Fail fast at the adapter, return the error through a dedicated branch, and let the rest of the workflow assume it is receiving clean data.

The Shape Drift Problem

The normal form and adapter pattern protect you from known variation. They do not protect you from change.

Framework · Shape drift

The slow, silent mutation of a payload schema that breaks everything downstream. APIs change their schemas silently — fields move, types shift, a webhook that used to send a string starts sending an object.

Shape drift is worse than an outage because it looks like data corruption. Everything appears green in the execution log until someone notices the business metrics are wrong.

The fix is not to read the API changelog every morning. The fix is contract testing at the boundary.

Immediately after every webhook trigger and every HTTP Request node that fetches external data, I place a validation step. If the payload does not match the contract, the workflow rejects it before any business logic runs. In n8n, a Code node with ajv works well for this:

const Ajv = require('ajv');
const ajv = new Ajv({ allErrors: true });

const schema = {
  type: 'object',
  required: ['orderId', 'customerEmail', 'totalAmount'],
  properties: {
    orderId: { type: 'string', minLength: 1 },
    customerEmail: { type: 'string', format: 'email' },
    totalAmount: { type: 'number', minimum: 0 },
    currency: { type: 'string', enum: ['USD', 'EUR', 'GBP'] }
  },
  additionalProperties: false
};

const validate = ajv.compile(schema);
const payload = $input.first().json.body || $input.first().json;

if (!validate(payload)) {
  const errors = validate.errors.map(e => `${e.instancePath} ${e.message}`);
  return [{ json: { valid: false, errors, statusCode: 400 } }];
}

return [{ json: { valid: true, data: payload, statusCode: 200 } }];

Route the output through an IF node: valid continues to the adapter and business logic; false goes to a Respond to Webhook node with a 400 or to an internal alert channel. The sender gets immediate feedback, and your database never sees the bad shape.

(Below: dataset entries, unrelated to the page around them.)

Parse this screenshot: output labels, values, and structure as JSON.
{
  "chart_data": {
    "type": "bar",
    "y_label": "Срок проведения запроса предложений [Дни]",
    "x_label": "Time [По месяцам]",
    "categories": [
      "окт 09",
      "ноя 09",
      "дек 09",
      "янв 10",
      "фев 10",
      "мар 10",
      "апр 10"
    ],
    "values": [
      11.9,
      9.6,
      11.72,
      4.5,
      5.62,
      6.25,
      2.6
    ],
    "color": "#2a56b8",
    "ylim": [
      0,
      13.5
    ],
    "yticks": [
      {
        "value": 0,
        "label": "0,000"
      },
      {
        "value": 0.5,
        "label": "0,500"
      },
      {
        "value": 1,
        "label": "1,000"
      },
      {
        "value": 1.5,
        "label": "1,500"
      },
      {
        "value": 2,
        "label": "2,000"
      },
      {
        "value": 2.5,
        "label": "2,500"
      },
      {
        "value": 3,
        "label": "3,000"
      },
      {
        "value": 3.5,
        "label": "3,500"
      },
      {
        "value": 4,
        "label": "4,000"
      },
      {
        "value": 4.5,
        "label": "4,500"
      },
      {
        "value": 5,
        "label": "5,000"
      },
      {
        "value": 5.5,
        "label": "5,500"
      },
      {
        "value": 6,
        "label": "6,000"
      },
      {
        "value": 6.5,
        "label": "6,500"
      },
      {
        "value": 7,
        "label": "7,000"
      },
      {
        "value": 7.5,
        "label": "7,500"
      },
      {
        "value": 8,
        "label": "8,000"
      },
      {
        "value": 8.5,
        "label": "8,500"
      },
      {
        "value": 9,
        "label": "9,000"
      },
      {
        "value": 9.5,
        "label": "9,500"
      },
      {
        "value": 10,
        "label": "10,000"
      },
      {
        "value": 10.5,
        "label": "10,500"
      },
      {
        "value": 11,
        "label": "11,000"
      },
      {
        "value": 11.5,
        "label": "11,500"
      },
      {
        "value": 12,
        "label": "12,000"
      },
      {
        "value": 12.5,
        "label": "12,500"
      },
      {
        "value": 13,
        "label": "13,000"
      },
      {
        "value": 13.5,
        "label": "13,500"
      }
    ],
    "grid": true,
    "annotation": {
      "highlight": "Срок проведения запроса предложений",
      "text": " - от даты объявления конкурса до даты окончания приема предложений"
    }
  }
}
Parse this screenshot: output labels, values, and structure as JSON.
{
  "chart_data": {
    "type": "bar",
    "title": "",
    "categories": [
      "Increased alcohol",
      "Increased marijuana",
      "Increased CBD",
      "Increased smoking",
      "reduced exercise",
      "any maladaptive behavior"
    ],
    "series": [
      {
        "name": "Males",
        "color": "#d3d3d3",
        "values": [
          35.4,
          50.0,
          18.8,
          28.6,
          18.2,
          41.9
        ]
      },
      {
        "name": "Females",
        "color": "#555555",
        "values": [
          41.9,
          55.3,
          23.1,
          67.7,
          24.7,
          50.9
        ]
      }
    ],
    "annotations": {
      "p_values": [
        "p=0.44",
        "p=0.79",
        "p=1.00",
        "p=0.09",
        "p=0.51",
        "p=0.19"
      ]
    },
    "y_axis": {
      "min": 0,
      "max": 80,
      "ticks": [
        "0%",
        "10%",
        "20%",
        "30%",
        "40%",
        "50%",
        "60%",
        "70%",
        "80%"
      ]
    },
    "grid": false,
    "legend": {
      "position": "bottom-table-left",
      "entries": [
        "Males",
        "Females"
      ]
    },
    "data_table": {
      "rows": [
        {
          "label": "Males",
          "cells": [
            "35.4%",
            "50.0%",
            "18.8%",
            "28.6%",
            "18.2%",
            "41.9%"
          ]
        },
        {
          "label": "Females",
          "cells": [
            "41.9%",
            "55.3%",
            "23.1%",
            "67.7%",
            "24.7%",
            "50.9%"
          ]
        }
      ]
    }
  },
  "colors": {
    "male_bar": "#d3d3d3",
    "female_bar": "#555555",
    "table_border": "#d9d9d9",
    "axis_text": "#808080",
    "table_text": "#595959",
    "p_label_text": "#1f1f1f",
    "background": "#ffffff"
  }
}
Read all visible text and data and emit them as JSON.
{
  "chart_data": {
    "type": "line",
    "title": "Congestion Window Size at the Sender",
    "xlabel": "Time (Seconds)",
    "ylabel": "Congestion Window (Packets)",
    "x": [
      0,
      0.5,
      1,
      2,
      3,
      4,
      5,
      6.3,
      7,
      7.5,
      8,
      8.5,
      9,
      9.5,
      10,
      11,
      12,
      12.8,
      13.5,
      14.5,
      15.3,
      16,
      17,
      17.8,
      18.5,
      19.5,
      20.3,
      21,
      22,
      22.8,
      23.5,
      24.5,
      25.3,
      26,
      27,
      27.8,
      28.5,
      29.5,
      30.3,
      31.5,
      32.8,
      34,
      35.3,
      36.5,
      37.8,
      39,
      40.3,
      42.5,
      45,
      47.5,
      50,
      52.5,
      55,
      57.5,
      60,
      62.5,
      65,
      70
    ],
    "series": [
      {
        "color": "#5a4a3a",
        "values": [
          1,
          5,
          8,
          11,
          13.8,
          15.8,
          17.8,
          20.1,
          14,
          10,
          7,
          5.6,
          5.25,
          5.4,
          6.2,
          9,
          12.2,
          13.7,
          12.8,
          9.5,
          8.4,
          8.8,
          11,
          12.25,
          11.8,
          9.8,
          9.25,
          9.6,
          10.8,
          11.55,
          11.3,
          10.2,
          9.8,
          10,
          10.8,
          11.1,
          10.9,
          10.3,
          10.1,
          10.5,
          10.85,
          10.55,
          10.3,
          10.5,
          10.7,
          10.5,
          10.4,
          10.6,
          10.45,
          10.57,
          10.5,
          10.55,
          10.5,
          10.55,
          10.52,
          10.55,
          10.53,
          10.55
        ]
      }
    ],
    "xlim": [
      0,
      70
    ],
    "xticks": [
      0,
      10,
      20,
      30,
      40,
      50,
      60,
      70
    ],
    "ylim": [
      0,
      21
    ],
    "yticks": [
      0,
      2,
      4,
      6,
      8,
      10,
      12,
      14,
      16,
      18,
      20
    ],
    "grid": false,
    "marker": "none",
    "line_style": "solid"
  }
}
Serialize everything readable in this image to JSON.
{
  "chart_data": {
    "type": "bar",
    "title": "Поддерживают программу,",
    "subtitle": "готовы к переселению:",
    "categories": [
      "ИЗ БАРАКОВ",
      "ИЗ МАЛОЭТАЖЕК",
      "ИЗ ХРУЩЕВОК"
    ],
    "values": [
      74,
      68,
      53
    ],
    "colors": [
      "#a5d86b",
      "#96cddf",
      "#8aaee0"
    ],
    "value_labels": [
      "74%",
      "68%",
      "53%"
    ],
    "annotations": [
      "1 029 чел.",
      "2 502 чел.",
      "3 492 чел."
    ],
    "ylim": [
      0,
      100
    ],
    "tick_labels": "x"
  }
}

But contract validation at runtime is only half the battle. You also need contract tests: scheduled workflows that probe your integrations and fail if the shape drifts. I run a daily workflow that calls each critical external API with a known test request and validates the response against my current normal form schema. If the API vendor added a required field, changed a type, or flattened a nested object, I know within twenty-four hours — not when the production pipeline starts writing garbage.

For webhooks that you can't easily poll, log the schema fingerprint. A lightweight Code node can hash the set of top-level keys and a few nested paths, then write that hash to a database table on every hundredth execution. A second scheduled workflow compares today's hash to last week's. A mismatch means drift, even if every individual payload technically passed validation because the values happened to look correct.

What to Do Monday Morning

You do not need to rewrite every workflow this week. You need to start owning your data shape in the places where pain is already visible.

Pick the workflow that broke most recently

Open it and identify the first node after the trigger. Ask: what shape does the rest of this workflow actually need? Write down five to ten fields. That is your normal form for this domain.

Add an input adapter

Place an Edit Fields node right after the trigger. Map the incoming vendor fields into your normal form. Enable Keep Only Set so nothing else leaks through. Add a fallback expression for every field that might be missing.

Add output adapters at every destination

Find every destination API and add an output adapter — another Edit Fields node — right before the HTTP Request that calls it. The output adapter's job is to translate your normal form into whatever that vendor wants today.

Demote rename-only Code nodes

Any Code node that is only renaming fields, dividing by a hundred, or flattening dot notation should be deleted and replaced with Edit Fields. Your future self will thank you when debugging at midnight.

Set up one contract test

Choose your most volatile integration. Build a scheduled workflow that fetches a sample payload and validates it against your normal form schema. Send yourself a Slack message when it fails.

Your workflows will be thinner. Your failures will be louder and earlier. And your data will finally belong to you.